We trained twenty-four models, one per future hour to predict.
For each model, we only use the past and current data which we match to
the future expected number of rented bike for the given following hour,
no other future data is used.
We used the sliding-windows hourly based data over 48 hours (aggregating per slice
of 6 hours after the first 24 hours).
We have an accuracy of 0.800638 on the test dataset.

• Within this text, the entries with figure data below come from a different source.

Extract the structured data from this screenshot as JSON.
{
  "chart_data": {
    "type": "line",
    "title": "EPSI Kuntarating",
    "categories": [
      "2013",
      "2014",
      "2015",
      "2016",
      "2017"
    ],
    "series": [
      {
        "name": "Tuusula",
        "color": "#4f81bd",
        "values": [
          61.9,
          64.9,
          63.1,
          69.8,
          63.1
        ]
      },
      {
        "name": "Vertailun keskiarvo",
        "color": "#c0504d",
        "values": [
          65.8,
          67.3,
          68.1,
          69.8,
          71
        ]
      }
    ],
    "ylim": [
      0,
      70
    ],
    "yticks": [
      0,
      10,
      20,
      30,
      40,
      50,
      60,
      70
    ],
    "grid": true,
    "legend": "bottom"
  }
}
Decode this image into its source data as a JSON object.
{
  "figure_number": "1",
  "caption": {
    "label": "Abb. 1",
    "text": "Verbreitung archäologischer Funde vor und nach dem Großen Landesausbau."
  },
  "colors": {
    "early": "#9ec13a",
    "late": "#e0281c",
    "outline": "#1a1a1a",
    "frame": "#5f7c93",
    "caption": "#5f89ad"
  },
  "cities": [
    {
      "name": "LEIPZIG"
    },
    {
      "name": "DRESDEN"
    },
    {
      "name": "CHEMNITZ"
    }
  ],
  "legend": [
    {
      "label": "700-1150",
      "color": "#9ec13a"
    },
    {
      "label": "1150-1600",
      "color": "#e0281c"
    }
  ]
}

On the graph below, you can see several randomly selected days in the testing set
starting at midnight and predicting for the whole day. The title above each graph
indicates the date displayed, the actual expected value is in red and the
predicted one is in blue.
\begin{figure}[H]
\hspace{-0.9cm}
\includegraphics[width=1.1\textwidth]{img/hourly_predictions}
\captionof{figure}{Comparison of expected (red) and predicted (blue) hourly rented bikes on test dataset}\label{fig:hourly_pred}
\end{figure}
As we can see on the Figure~\ref{fig:hourly_pred} and considering the measured accuracy,
we can see that we can predict quite well the amount of rented bikes for the following
24 hours based on the data of the previous 48 hours.